Первым делом, вернувшись, бабушка поинтересовалась, где Алеша.
– А он пошел в школу, там вечер сегодня, – спокойно сказала ей дочь.
Какая, однако же, самоуверенность! Откуда ей знать, где сейчас ее сын, который ей больше не верит? Писали пророки, предупреждали: «Враги человеку – домашние…» Так-то! Но кто их услышал? Никто не услышал. И некому слышать, все заняты чем-то.

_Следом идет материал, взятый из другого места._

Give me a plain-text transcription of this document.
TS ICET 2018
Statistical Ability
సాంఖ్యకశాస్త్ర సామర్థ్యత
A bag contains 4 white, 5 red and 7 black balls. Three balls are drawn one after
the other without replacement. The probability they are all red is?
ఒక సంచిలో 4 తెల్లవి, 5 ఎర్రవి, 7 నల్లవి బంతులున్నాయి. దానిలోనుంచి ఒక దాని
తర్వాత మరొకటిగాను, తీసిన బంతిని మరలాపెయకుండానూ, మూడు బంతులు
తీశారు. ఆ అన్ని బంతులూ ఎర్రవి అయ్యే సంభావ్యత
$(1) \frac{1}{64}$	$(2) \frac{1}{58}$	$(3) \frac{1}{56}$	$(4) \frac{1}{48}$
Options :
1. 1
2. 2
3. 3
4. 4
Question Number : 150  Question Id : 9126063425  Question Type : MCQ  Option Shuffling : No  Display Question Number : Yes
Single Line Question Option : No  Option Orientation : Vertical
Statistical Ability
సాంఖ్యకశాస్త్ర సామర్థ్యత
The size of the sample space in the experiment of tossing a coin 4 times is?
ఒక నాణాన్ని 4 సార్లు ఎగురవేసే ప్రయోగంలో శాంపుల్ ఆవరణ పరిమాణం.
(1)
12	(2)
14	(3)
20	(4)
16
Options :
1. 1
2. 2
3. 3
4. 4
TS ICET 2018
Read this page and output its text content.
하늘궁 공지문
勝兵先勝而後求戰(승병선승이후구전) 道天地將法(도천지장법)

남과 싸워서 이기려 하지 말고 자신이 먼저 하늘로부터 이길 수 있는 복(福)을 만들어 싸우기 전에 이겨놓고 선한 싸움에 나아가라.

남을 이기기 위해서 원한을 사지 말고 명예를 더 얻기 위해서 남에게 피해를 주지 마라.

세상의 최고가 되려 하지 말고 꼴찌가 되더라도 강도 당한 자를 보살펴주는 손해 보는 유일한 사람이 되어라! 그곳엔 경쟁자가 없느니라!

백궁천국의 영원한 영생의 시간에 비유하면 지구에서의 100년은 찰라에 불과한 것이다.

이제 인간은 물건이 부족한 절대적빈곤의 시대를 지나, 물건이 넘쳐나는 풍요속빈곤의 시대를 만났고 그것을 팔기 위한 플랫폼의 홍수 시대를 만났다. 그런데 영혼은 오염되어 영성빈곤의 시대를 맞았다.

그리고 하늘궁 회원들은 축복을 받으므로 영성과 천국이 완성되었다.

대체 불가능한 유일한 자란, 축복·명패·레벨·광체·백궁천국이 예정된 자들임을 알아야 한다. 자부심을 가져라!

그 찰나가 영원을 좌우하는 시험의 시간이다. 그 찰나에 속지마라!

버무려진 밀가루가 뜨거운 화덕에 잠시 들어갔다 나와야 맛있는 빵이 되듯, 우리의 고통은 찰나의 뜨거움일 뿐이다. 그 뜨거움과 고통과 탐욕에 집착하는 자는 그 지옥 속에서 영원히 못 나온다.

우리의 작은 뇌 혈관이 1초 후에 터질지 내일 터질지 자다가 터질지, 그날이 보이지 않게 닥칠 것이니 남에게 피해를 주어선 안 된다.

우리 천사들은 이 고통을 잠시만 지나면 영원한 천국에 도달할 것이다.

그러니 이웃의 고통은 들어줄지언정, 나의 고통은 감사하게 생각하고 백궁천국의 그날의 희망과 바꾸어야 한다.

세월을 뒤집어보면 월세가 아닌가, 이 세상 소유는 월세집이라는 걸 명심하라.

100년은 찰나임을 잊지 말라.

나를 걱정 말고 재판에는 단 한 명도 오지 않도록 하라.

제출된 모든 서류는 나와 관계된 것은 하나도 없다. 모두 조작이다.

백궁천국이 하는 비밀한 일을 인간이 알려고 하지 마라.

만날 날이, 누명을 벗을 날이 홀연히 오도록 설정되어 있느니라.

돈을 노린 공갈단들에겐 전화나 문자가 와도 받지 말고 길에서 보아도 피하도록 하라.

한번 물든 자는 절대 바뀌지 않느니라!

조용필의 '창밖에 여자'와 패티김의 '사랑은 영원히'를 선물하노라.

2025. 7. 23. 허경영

Семья Володаевых не составляла отнюдь исключения. Для них было важным одно роковое, но, кстати, весьма бестолковое слово, а именно: «мой» или, скажем, «моя». А что у тебя, у меня – «моего»? Не тело уж точно. Конечно, не тело. Попал под трамвай, и отрезало голову. Но это пустяк. А вот если чума? Смотрели кино «Пир во время чумы»?
Душа, прямо скажем, совсем уж не наша. С душой-то еще непонятней, чем с телом.
Про вещи мы даже и не говорим. Во-первых, они всех нас переживут. Ну, а во-вторых, это же несерьезно: считать, что тебе нужна вещь. Ты ей нужен. И ты попадаешь к ней в вечное рабство. Она-то свободна, а ты вот попался.
Как раз в ту минуту, когда мама уверенно заявила бабушке, что Алеша на школьном вечере, Алешу укладывали на носилки, и два санитара с сердитыми лицами просили людей не мешать им. Алеша был жив, но он почему-то не мог ни идти и ни даже стоять. Случилось же вот что. Он действительно направлялся к приятелю на Малую Бронную, и на переходе его сбила не успевшая вовремя остановиться машина. За рулем была беременная женщина, нарушившая правила дорожного движения тем, что не удосужилась воспользоваться ремнем безопасности и всем животом налетела на руль. Теперь ее тоже несли на носилках, и женщина громко рыдала. Но это не все. В машину с нерадивой беременной влетела другая машина, в которой сидели две старые пары, по виду не бедные, но некрасивые. Мужчины стояли теперь на асфальте в отлично пошитых плащах, а старухи сжимали руками своими в подагре тигрово-змеиные сумки. Они оказались французами, машина же принадлежала посольству. Французы-то были совсем ни при чем, поскольку их тоже внезапно ударило – в них врезался темно-зеленый «Фиат» с усталым и толстым таджиком в халате. А в самой последней машине, в четвертой, которая и причинила страданье всем трем остальным и была виновата, что все по цепочке боднули друг друга, да так, что беременную уносили, французы держались руками за шеи, а толстый таджик мял свою тюбетейку и все бормотал, что забыл документы, – вот в этой последней машине сидела любовь всей Алешиной жизни – Марина.